The Supreme Court released an opinion Tuesday, June 21, 2022, holding that the Marietta Memorial Hospital Employee Health Benefit Plan (“Marietta Plan”) did not violate the Medicare Secondary Payer statute merely because it applied a reimbursement limitation to the dialysis benefits that were otherwise covered by the plan.
The Medicare Secondary Payer statute provides that a plan “may not differentiate in the benefits it provides between individuals having end stage renal disease and other individuals covered by such plan on the basis of the existence of end stage renal disease, the need for renal dialysis, or in any other manner” or “take into account that an individual is entitled to or eligible for” Medicare due to end stage renal disease. The Sixth Circuit had held that this language precluded rules that were facially neutral but that had a disparate impact on persons with end stage renal disease.
However, the court characterized the statute as “a coordination-of-benefits statute, not a traditional antidiscrimination statute”. The court noted that because one way that participants can qualify for Medicare is by having end stage renal disease, which generally requires dialysis, Congress was concerned that employers would circumvent Medicare’s secondary payor status by discriminating against those who have end stage renal disease. In light of that congressional purpose, the court held that the statute does not require that dialysis benefits be provided at all or that they be provided without restrictions if covered at all. Instead, the court held that the statute requires only that any restrictions that apply must apply equally to those who have end stage renal disease and to those who do not.

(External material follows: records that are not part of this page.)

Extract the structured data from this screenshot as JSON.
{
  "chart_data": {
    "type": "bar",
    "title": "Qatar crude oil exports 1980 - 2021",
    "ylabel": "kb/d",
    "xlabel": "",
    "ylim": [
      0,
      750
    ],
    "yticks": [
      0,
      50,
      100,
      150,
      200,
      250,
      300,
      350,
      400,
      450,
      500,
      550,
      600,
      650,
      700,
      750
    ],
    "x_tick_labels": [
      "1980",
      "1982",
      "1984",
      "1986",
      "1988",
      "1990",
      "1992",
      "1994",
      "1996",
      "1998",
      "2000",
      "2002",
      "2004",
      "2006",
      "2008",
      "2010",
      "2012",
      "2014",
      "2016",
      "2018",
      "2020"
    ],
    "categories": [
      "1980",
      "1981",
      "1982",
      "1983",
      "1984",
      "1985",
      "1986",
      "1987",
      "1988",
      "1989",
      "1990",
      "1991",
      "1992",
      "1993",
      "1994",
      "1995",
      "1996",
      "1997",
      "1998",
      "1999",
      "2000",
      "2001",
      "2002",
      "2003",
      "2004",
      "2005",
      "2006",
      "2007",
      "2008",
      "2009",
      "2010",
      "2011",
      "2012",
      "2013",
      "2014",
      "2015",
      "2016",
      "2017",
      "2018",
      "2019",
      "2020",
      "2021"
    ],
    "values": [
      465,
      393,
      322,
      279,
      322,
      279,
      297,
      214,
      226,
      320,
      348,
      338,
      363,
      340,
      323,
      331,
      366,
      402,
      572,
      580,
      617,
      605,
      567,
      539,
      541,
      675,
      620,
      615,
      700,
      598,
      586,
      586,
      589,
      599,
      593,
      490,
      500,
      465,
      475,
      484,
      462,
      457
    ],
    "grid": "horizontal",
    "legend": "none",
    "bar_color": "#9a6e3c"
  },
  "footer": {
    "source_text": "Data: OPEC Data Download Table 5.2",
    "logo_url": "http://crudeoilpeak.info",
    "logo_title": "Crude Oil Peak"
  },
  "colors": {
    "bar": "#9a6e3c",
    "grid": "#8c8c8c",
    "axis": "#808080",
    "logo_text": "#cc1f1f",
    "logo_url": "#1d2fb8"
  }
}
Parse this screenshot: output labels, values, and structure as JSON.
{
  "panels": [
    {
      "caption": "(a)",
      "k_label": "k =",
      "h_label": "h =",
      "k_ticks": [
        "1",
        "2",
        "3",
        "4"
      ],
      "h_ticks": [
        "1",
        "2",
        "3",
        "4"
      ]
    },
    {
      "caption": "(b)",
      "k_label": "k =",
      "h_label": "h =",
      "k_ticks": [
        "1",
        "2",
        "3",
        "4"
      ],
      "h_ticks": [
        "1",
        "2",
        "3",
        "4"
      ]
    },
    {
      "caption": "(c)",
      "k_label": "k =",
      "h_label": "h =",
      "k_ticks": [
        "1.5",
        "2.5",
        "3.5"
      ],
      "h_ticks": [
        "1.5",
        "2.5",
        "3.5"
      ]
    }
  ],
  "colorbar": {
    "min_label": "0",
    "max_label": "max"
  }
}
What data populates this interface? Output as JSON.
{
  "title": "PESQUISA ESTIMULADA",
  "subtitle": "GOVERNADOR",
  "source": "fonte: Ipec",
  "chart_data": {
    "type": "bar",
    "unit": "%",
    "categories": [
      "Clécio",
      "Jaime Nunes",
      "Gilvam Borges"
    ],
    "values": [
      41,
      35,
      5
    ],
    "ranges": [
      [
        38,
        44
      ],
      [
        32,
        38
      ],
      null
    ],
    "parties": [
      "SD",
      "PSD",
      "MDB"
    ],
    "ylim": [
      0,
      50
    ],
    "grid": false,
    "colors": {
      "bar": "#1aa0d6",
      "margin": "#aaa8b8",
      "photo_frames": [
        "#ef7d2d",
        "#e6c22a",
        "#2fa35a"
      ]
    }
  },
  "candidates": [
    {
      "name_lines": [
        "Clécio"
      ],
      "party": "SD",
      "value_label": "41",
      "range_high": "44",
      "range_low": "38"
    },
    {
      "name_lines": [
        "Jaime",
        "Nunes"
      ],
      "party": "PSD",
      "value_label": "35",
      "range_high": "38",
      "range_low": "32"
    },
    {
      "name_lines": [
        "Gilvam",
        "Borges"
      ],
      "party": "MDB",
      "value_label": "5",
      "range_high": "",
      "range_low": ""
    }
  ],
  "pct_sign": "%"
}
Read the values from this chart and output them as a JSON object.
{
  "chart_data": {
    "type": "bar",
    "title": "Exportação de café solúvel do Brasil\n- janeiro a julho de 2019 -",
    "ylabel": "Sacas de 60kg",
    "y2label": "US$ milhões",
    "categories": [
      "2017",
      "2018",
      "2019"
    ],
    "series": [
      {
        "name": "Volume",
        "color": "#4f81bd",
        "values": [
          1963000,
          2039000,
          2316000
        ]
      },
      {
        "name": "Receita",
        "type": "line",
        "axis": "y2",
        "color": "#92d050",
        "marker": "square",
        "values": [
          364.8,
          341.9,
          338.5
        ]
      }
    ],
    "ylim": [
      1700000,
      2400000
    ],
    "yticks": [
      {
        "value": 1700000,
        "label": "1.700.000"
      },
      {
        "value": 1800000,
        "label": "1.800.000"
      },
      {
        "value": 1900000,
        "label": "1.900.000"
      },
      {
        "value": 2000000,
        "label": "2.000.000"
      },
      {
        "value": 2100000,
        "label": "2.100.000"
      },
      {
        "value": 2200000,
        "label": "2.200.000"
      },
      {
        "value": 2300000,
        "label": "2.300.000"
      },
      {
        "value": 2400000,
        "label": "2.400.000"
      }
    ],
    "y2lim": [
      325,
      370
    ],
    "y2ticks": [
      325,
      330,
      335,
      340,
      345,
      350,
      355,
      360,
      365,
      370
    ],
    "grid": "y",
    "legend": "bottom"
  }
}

Indirect Impact on “Settlor” Functions
The Marietta Plan treated all dialysis providers as out-of-network and reimbursed them at the same out-of-network rate. But, the court held that it did not discriminate between plan participants as all participants were treated the same. In so doing, the court indirectly strengthened the long-standing line of cases treating ERISA plan design as a “settlor” function. Meaning that plan sponsors are free to design their plans as long as the design treats every participant the same.
A question remains, however, whether this decision will have any impact on the line of cases brought by out-of-network providers against ERISA plans. Typically, one of the arguments in those cases is that the low reimbursement rates and UCR limitations for out-of-network providers is somehow “unfair” and violates ERISA. To date, the response to these arguments by plan sponsors is that all plan participants are treated the same and that plan design is a settlor function allowing for such a design. For now, it appears DaVita should strengthen these arguments made by ERISA plans.